Headlines
As reported by The Hartford Courant, April 18, 2006.
Drug Cuts Cancer Risk
Reduces Breast Tumors with Fewer Side Effects
By William Hathaway
The osteoporosis drug raloxifene offers women at high risk of breast cancer as much protection against developing the disease as tamoxifen, the current standard of cancer prevention care, according to a study released Monday.
The Study of Tamoxifen and Raloxifene, or STAR trial, tracked health
outcomes for more than 20,000 postmenopausal women and was one of the
largest breast cancer prevention trials ever undertaken. Researchers
found that women who took raloxifene, sold under the brand name Evista,
were also at lower risk of contracting uterine cancers or blood clots,
two rare side effects of tamoxifen.
"It's very exciting because this gives women who are at increased risk of breast cancer another tool to decrease their risk of disease," said Dr. Kristen Zarfos, director of the Comprehensive Breast Health Center at St. Francis Hospital and Medical Center in Hartford.
However, premenopausal women who are at risk for breast cancer may not receive the same benefits from raloxifene, cautioned Dr. Patricia DeFusco, principal investigator at Hartford Hospital for the National Surgical Adjuvant Breast and Bowel Project, the consortium of cancer professionals who conducted the STAR trial.
Tamoxifen should continue to be prescribed to women who are still menstruating, she said.
"Not every woman should run out and get on this medicine," DeFusco said, referring to raloxifene.
Researchers noted during previous osteoporosis trials that raloxifene seemed to decrease the risk of breast cancer. The STAR trial was designed to investigate whether the drug was as effective in preventing breast cancer as tamoxifen, a drug that cuts the risk of developing breast cancer in half, but which in rare cases causes endometrial cancer or blood clots.

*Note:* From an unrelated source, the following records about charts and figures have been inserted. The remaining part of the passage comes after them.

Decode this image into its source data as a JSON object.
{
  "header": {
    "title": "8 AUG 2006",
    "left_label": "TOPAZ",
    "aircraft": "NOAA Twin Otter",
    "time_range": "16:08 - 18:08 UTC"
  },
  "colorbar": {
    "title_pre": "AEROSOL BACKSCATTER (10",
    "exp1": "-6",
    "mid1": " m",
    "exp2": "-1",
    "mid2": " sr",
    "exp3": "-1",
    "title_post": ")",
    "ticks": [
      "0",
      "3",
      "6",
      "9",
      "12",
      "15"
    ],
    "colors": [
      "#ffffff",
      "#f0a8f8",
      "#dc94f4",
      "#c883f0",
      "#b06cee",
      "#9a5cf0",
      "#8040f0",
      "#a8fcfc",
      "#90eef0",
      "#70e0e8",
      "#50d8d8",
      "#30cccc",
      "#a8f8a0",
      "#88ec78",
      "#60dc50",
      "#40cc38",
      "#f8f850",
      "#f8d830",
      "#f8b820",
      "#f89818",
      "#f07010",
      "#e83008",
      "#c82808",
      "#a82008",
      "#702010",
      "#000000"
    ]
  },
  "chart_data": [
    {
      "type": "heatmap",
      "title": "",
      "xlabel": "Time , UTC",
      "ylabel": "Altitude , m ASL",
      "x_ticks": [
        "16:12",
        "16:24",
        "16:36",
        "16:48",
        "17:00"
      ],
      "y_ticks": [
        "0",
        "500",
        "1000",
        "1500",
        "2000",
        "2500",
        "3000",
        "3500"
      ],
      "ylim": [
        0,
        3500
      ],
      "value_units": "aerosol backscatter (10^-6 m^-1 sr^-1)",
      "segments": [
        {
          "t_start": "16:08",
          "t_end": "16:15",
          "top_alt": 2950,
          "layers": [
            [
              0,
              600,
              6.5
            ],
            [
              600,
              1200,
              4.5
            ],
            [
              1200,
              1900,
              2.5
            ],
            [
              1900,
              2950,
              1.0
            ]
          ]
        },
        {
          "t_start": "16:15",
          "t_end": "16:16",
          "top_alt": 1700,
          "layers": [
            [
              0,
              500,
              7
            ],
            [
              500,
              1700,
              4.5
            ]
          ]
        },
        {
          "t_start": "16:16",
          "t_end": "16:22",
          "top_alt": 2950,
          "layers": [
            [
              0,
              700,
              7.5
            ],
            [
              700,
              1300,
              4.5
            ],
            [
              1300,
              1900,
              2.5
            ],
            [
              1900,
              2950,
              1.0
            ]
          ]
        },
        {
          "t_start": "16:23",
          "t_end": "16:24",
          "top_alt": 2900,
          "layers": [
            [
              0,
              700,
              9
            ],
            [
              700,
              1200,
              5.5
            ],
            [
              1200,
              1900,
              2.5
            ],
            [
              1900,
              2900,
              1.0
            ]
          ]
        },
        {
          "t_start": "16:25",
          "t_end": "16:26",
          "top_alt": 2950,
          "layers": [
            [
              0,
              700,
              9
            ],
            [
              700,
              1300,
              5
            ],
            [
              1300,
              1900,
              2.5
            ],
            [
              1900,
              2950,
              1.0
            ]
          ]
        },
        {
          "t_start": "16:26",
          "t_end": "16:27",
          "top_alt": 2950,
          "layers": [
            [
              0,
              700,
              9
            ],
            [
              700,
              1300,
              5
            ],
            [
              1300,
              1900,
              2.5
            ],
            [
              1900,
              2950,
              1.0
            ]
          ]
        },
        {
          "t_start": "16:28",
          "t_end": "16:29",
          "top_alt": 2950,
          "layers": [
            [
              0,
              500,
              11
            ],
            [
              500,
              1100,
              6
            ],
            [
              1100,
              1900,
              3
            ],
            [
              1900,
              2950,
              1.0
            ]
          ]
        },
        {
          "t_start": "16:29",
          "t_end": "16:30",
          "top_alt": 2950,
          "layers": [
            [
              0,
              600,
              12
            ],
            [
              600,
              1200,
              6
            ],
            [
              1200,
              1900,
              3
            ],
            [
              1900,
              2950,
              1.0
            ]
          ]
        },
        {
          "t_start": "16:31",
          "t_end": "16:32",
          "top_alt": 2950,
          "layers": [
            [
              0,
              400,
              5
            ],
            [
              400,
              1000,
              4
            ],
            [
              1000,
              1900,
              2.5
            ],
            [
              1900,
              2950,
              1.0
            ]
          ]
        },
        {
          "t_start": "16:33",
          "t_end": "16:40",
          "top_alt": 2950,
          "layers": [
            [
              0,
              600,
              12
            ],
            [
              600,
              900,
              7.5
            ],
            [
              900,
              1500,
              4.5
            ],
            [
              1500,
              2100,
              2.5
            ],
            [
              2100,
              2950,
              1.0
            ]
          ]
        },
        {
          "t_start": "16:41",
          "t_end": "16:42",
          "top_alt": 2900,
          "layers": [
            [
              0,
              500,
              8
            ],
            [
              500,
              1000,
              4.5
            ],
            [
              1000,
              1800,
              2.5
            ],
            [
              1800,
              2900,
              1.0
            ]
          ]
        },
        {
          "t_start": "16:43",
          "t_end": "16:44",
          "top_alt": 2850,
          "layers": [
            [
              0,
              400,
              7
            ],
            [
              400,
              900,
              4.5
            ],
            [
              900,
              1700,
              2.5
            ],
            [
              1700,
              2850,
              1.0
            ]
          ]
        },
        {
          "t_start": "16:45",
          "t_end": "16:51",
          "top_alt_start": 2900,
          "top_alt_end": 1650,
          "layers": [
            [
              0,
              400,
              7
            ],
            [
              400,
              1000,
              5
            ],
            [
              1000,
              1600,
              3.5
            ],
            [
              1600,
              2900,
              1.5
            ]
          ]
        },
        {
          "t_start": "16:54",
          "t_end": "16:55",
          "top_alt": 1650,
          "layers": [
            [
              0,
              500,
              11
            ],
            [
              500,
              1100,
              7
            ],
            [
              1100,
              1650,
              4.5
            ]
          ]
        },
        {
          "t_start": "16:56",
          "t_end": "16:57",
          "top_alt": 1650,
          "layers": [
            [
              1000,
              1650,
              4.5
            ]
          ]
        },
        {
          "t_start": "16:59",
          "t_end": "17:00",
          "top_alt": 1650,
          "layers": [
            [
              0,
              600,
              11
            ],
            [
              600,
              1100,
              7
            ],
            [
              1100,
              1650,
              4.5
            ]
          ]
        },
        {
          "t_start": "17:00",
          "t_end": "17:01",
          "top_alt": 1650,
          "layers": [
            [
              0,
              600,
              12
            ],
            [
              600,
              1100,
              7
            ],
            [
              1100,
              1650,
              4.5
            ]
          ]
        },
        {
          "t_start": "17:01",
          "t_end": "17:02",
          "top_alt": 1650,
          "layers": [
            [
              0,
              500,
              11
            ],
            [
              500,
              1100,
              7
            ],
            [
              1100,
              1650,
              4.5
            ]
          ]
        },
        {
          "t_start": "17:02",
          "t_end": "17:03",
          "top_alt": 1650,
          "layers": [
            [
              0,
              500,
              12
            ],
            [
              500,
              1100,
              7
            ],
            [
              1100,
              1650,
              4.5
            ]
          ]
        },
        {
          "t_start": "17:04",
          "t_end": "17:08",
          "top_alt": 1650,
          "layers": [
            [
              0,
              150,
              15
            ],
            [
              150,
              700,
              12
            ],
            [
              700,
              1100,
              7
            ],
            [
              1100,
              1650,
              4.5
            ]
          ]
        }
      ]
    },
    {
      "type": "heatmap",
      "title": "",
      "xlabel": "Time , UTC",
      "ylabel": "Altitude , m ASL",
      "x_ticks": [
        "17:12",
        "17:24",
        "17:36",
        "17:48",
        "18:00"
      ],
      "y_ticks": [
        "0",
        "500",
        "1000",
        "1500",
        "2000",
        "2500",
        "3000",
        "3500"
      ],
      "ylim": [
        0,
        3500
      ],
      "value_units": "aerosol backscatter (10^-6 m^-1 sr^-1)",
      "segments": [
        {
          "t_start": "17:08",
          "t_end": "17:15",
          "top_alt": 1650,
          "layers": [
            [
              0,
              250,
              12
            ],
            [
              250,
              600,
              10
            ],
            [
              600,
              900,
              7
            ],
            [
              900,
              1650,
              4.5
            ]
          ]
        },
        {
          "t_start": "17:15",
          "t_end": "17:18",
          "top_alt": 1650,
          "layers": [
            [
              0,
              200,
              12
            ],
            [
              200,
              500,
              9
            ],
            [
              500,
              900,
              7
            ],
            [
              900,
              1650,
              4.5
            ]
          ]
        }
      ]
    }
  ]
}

"We didn't know if we'd see the benefits in a trial of women at high risk," said Dr. Carolyn Runowicz, director of the Carole and Ray Neag Comprehensive Cancer Center at the University of Connecticut Health Center and president of the American Cancer Society. "And in fact, it does hold out."
The women enrolled in the study had to be postmenopausal and considered at high risk for the disease - primarily because they had a family history of breast cancer or had an abnormal biopsy.
After following the women's health for four years, researchers found the two medications offered almost exactly the same protection against developing breast cancer. Of the 9,726 women in the tamoxifen group, 163 developed invasive breast cancer. In the raloxifene group, 167 of 9,726 developed cancer.
Women in the study who took raloxifene were less likely to develop uterine cancer and blood clots than women taking tamoxifen - side effects that have hampered the widespread use of tamoxifen.
Of 4,712 women who had a uterus and took raloxifene, 23 developed uterine cancer, compared with 36 of the 4,732 women who still had a uterus and took tamoxifen. Additionally, 99 in the raloxifene group developed either blood clots or pulmonary embolisms, compared with 141 taking tamoxifen.
However, there was no statistical difference between rates of strokes, heart attacks and bone fractures in the two groups.
Women who received tamoxifen had fewer non-invasive breast cancers than those who took raloxifene.
"We don't know what that means," DeFusco said. "It needs further study."
In practice, women who are at risk of both bone disease and breast cancer will be more likely to be given raloxifene, Zarfos and DeFusco predicted.
"In all honesty, the risks [of tamoxifen] are small, but they are real," DeFusco said.
Women who are not at risk for either osteoporosis or breast cancer do not need the drug, she said.